FOXBORO -- Since June, Rob Gronkowski’s had a torn pectoral muscle, a torn hamstring, a lacerated lung and now he’s got a ruptured disk that will send him to surgery and end his 2016 season.
The Patriots got about 45 days of healthy Gronk this season.
Think about it. The team didn’t even bother to start using him in earnest until Week 5. The hamstring kept him down for the first two games. He got thrown to three times and made one catch in Weeks 3 and 4.
And then? And then he had 473 yards on 21 catches with three touchdowns over the next four games. In Week 10, after the organ-jumbling hit against Seattle, he was – for him – limited. He still caught a 26-yarder over his shoulder with 1:19 left in the game to set the Patriots up with a shot at the end zone at the buzzer.
And now he’s gone. Again.
They are the two sides to this rare, valuable coin.
Upside? A transcendent player who’s simultaneously a throwback and a prototype. A player compiling receiving stats that are on pace to dwarf the pseudo-wideout tight ends that from the 1990s and 2000s -- Shannon Sharpe, Antonio Gates -- while still blocking like a 32-catch-a-year bulldozer from the 60s and 70s. A player who came along at just the right time in Tom Brady’s career so that Brady could cement his place in NFL history and Gronk could get dragged into the record books alongside him.
Downside? A player you watch with your heart in your throat. Not only because you know his size mandates that defenders hit him at vulnerable times and in vulnerable spots. Not only because of the importance to the local entry in the professional football league. But also because -- even with the trappings of manufactured celebrity dripping from him and the overt Gronkian money grabs made on his half -- he’s as authentic and devoid of pretense as any star athlete we’ve ever had in this region.
You feel badly for him because, at 27, his body is breaking down. He’s had nine surgeries since 2009. This is the third time his back’s been opened up. He’s going to spend another offseason coming back from a significant injury which he also did after 2011 (ankle), 2012 (forearm, back) and 2013 (ACL).
The respite he got after 2015 was -- as I mentioned earlier -- broken by the torn pec. If Gronk can’t stem the injury tide -- and it might be time for a little less lifting and a lot more flexibility with Brady’s guy Alex Guerrero -- never mind the Patriots re-signing him when his contract is up, it’s a coin flip for him to even get there.
Which won’t allay any of the Gronkowski family’s concerns about the long-term health and financial prospects of their fourth born son.
Or quell Patriot concerns that -- even though they love and appreciate the kid -- the management of Gronk’s health, the size of his contract and the care-and-feeding of the Gronktourage all in exchange for moments of transcendent football is something they’ll have to weigh carefully.
Think about it, before Thursday, there was already a line of thought that the Patriots f***** Gronk by playing him on Sunday in New York.
And that was before Vic Carucci of the Buffalo News reported categorically that Gronk suffered “a ruptured disk” against Seattle.
If Gronk did indeed have the ruptured disk before the Jets game, that would mean the Patriots either missed the injury or that Gronk and the team -- understanding that he had a ruptured disk -- let him practice and play.
That report likely led to the team and Gronkowski’s player releasing a statement Thursday night that clarified the timeline in much finer detail than the team ever would.
During the Seattle game on November 13, Rob sustained a hit to the chest that resulted in a pulmonary contusion to his lung.
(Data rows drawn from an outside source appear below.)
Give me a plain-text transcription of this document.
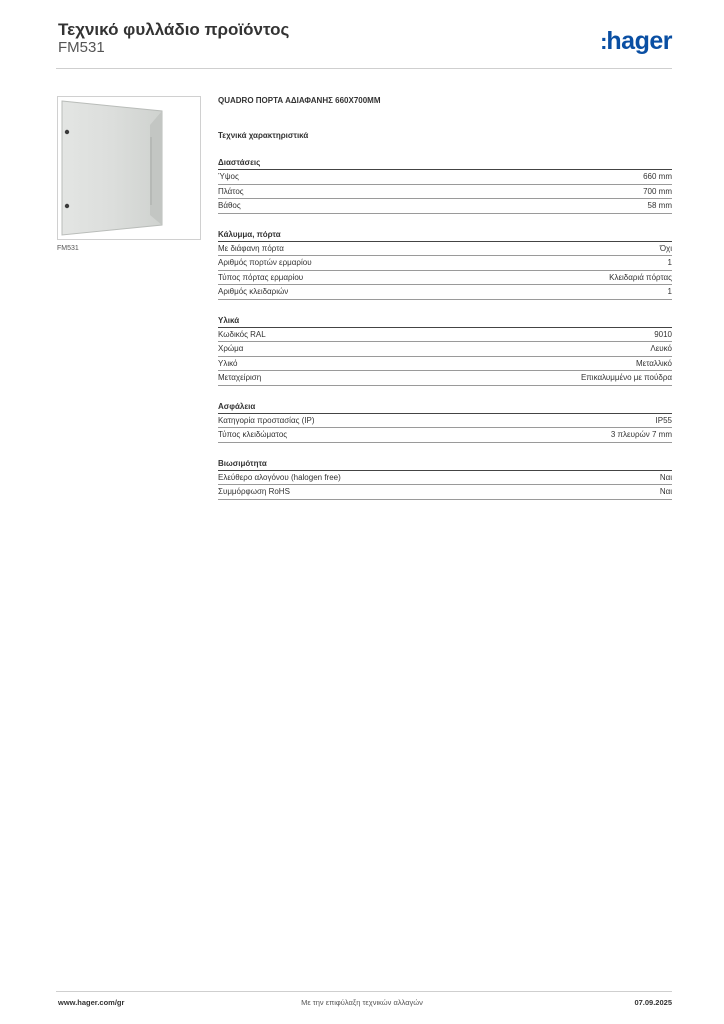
Τεχνικό φυλλάδιο προϊόντος
FM531	:hager
FM531
QUADRO ΠΟΡΤΑ ΑΔΙΑΦΑΝΗΣ 660X700MM
Τεχνικά χαρακτηριστικά
Διαστάσεις
Ύψος	660 mm
Πλάτος	700 mm
Βάθος	58 mm
Κάλυμμα, πόρτα
Με διάφανη πόρτα	Όχι
Αριθμός πορτών ερμαρίου	1
Τύπος πόρτας ερμαρίου	Κλειδαριά πόρτας
Αριθμός κλειδαριών	1
Υλικά
Κωδικός RAL	9010
Χρώμα	Λευκό
Υλικό	Μεταλλικό
Μεταχείριση	Επικαλυμμένο με πούδρα
Ασφάλεια
Κατηγορία προστασίας (IP)	IP55
Τύπος κλειδώματος	3 πλευρών 7 mm
Βιωσιμότητα
Ελεύθερο αλογόνου (halogen free)	Ναι
Συμμόρφωση RoHS	Ναι
www.hager.com/gr	Με την επιφύλαξη τεχνικών αλλαγών	07.09.2025
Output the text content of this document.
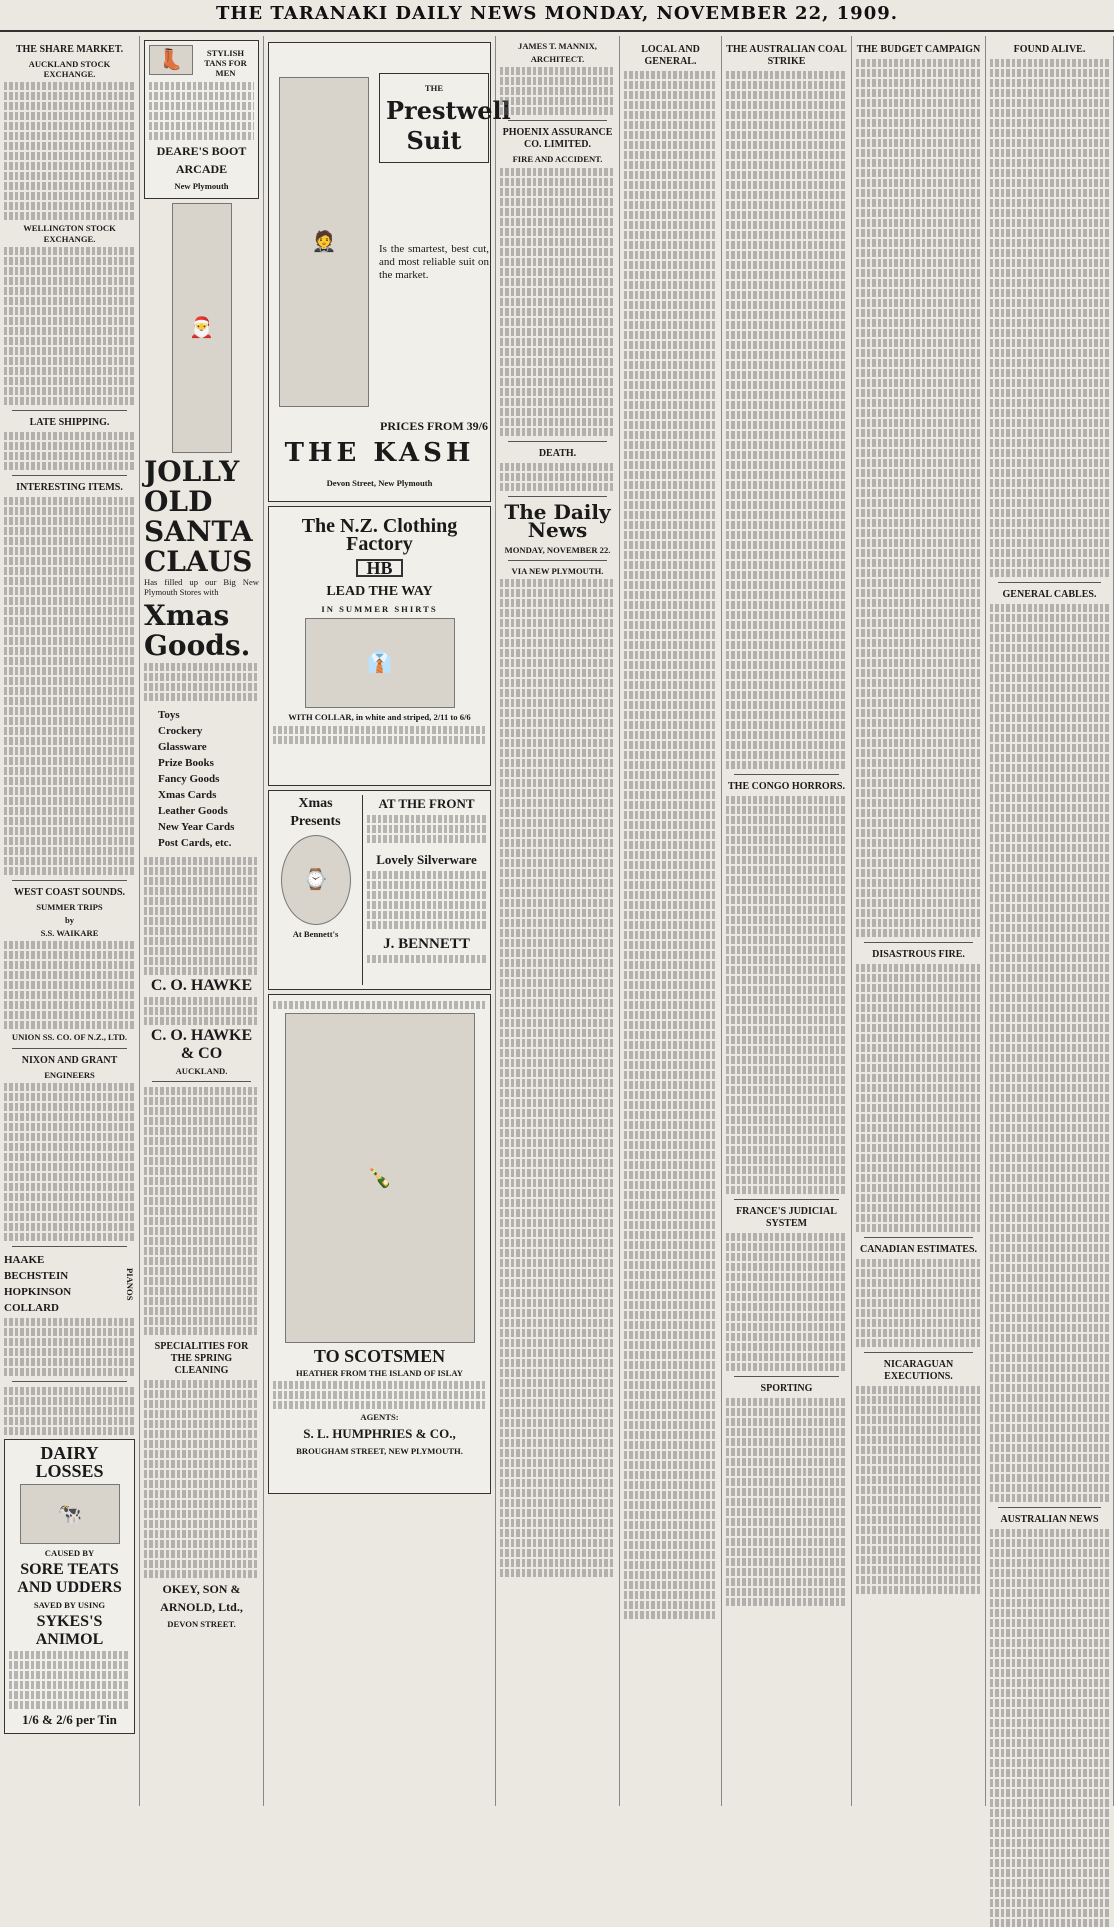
THE TARANAKI DAILY NEWS MONDAY, NOVEMBER 22, 1909.
THE SHARE MARKET.
AUCKLAND STOCK EXCHANGE.
WELLINGTON STOCK EXCHANGE.
LATE SHIPPING.
INTERESTING ITEMS.
WEST COAST SOUNDS.
SUMMER TRIPS
by
S.S. WAIKARE
UNION SS. CO. OF N.Z., LTD.
NIXON AND GRANT
ENGINEERS
HAAKE
BECHSTEIN
HOPKINSON
COLLARD
PIANOS
DAIRY LOSSES
🐄
CAUSED BY
SORE TEATS AND UDDERS
SAVED BY USING
SYKES'S ANIMOL
1/6 & 2/6 per Tin
👢	STYLISH TANS FOR MEN
DEARE'S BOOT ARCADE
New Plymouth
🎅
JOLLY OLD SANTA CLAUS
Has filled up our Big New Plymouth Stores with
Xmas Goods.
Toys
Crockery
Glassware
Prize Books
Fancy Goods
Xmas Cards
Leather Goods
New Year Cards
Post Cards, etc.
C. O. HAWKE
C. O. HAWKE & CO
AUCKLAND.
SPECIALITIES FOR THE SPRING CLEANING
OKEY, SON & ARNOLD, Ltd.,
DEVON STREET.
🤵
THE
Prestwell Suit
Is the smartest, best cut, and most reliable suit on the market.
PRICES FROM 39/6
THE KASH
Devon Street, New Plymouth
The N.Z. Clothing Factory
HB
LEAD THE WAY
IN SUMMER SHIRTS
👔
WITH COLLAR, in white and striped, 2/11 to 6/6
Xmas Presents
⌚
At Bennett's
AT THE FRONT
Lovely Silverware
J. BENNETT
🍾
TO SCOTSMEN
HEATHER FROM THE ISLAND OF ISLAY
AGENTS:
S. L. HUMPHRIES & CO.,
BROUGHAM STREET, NEW PLYMOUTH.
JAMES T. MANNIX,
ARCHITECT.
PHOENIX ASSURANCE CO. LIMITED.
FIRE AND ACCIDENT.
DEATH.
The Daily News
MONDAY, NOVEMBER 22.
VIA NEW PLYMOUTH.
LOCAL AND GENERAL.
THE AUSTRALIAN COAL STRIKE
THE CONGO HORRORS.
FRANCE'S JUDICIAL SYSTEM
SPORTING
THE BUDGET CAMPAIGN
DISASTROUS FIRE.
CANADIAN ESTIMATES.
NICARAGUAN EXECUTIONS.
FOUND ALIVE.
GENERAL CABLES.
AUSTRALIAN NEWS
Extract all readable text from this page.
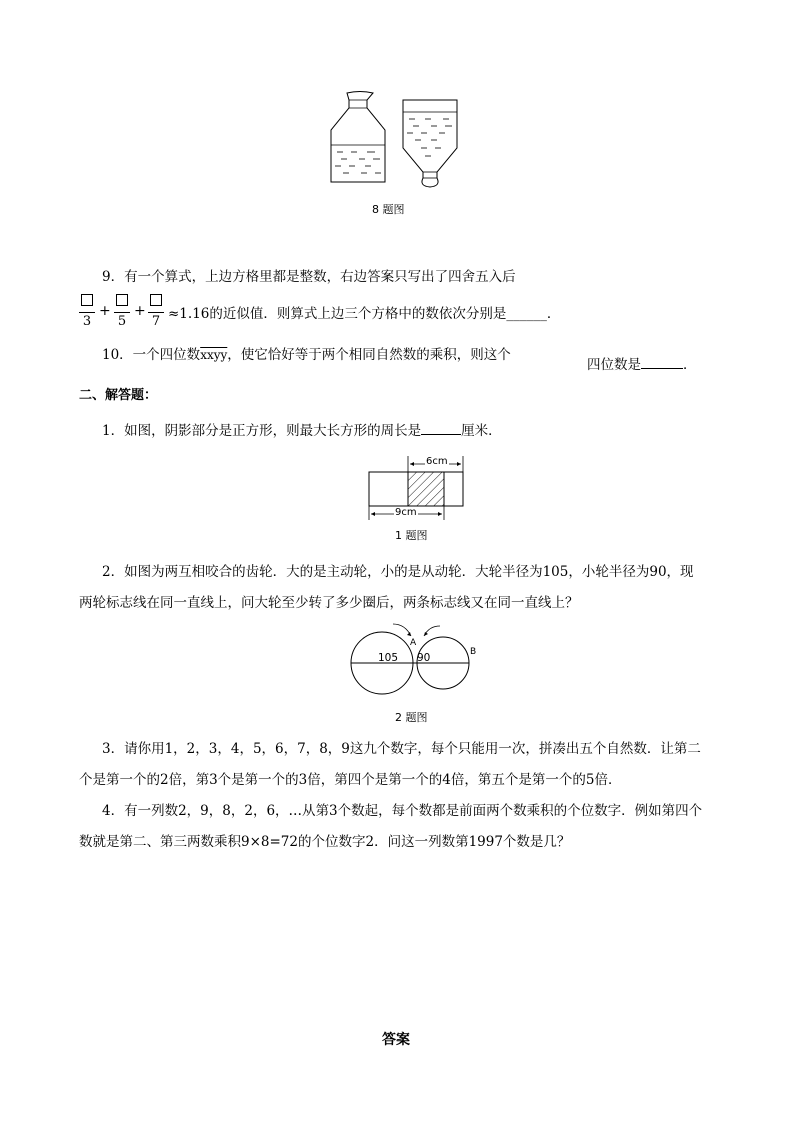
8 题图
9．有一个算式，上边方格里都是整数，右边答案只写出了四舍五入后
3
+
5
+
7 ≈1.16的近似值．则算式上边三个方格中的数依次分别是______．
10．一个四位数xxyy，使它恰好等于两个相同自然数的乘积，则这个
四位数是	．
二、解答题：
1．如图，阴影部分是正方形，则最大长方形的周长是	厘米．
6cm
9cm
1 题图
2．如图为两互相咬合的齿轮．大的是主动轮，小的是从动轮．大轮半径为105，小轮半径为90，现
两轮标志线在同一直线上，问大轮至少转了多少圈后，两条标志线又在同一直线上？
105 90
A
B
2 题图
3．请你用1，2，3，4，5，6，7，8，9这九个数字，每个只能用一次，拼凑出五个自然数．让第二
个是第一个的2倍，第3个是第一个的3倍，第四个是第一个的4倍，第五个是第一个的5倍．
4．有一列数2，9，8，2，6，…从第3个数起，每个数都是前面两个数乘积的个位数字．例如第四个
数就是第二、第三两数乘积9×8=72的个位数字2．问这一列数第1997个数是几？
答案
Rob was examined by several specialists at Massachusetts General Hospital as directed by the team, as well as an independent physician. He received medical clearance to return to play two weeks later for the New York Jets game on November 27. After a hit early in the Jets game, Rob began to experience significant back and leg pain. This injury forced him to leave the game and he did not return. With the help of the Patriots medical staff, along with the consultation of several medical experts, it has been determined that it is in Rob’s best long-term interest to undergo surgery to address his lower back injury. Rob is expected to have surgery tomorrow. We do not expect that he will be able to play for the remainder of the 2016 season, but will await the results of tomorrow’s surgery before making a final determination. Rob has always been one of our hardest workers and was voted captain for the leadership he provides on our team. We are deeply saddened any time a player is lost to injury. We are committed to assisting Rob throughout his recovery and look forward to his return to playing football for the New England Patriots.
Twice in two years the Patriots have had to release a statement regarding an injury. It comes as a result of the post-injury speculation and blame-laying that comes when he goes down. It dates back to 2012 when Gronk came back from his broken arm for a playoff game against the Texans and then broke the arm the first time he landed on it. That incident -- and the ensuing months of infections, surgeries, rehabs and treatment -- turned Gronk injuries into events.
And so they remain.
With Gronk, the Patriots have taken the good -- brilliant play and a inimitable character that’s beloved -- with the bad -- injuries and a level of attention that rivals that of their Hall of Fame quarterback.
Gronk’s 2016 season is over. The speculation surrounding his recovery and future in the NFL and with the Patriots is just beginning.